Damore has been on a media tour, giving interviews to Bloomberg and conservative YouTube host Stefan Molyneux.

A number of employees sent emails to Pichai and told managers that they planned to skip the meeting because they were anxious that they would face online reprisals for speaking out.

Milo Yiannopoulos, a known provocateur and former editor at Breitbart News, posted a photo showing the Twitter profiles of eight Google employees, including Brown, who spoke out publicly against the memo.

Damore's Twitter account has nearly 60,000 followers despite starting days ago.

The US National Labor Relations Act guarantees workers, whether they are in a union or not, the right to engage in "concerted activities" for their "mutual aid or protection".

In a statement, Google said it was "concerned that providing personal contact information for more than 25,000 Google employees could have privacy implications, and the judge agreed, citing the history of government data breaches and recent hacking of Department of Labor data". Google was justified in revoking his right to represent it as an employee.
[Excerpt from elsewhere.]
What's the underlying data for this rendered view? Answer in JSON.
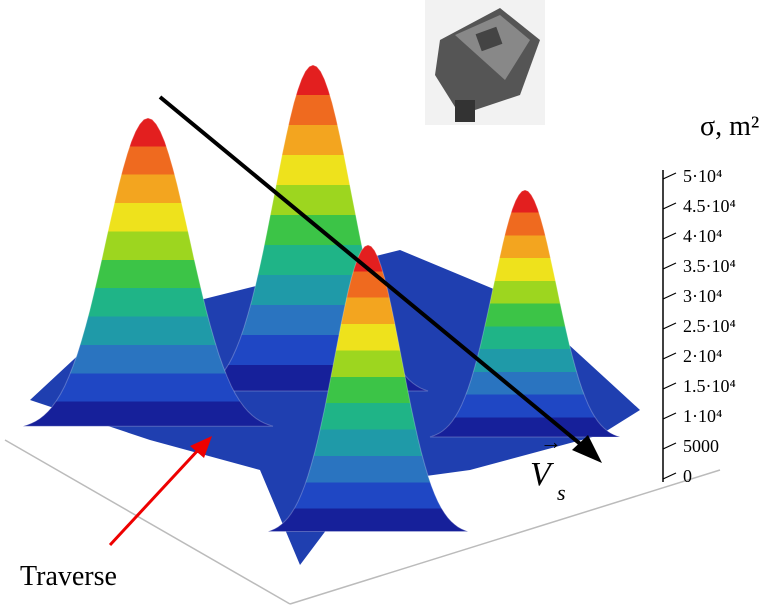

Following Damore's memo, some "minority Googlers" were hurt by the "perception they are less qualified", according to one question posted to the company's internal message boards for the all-hands meeting. It signifies their belief that liberals stifle free speech by humiliating right-wing voices.

Several conservative activists have criticized Damore's firing, and some groups have called for a Google boycott.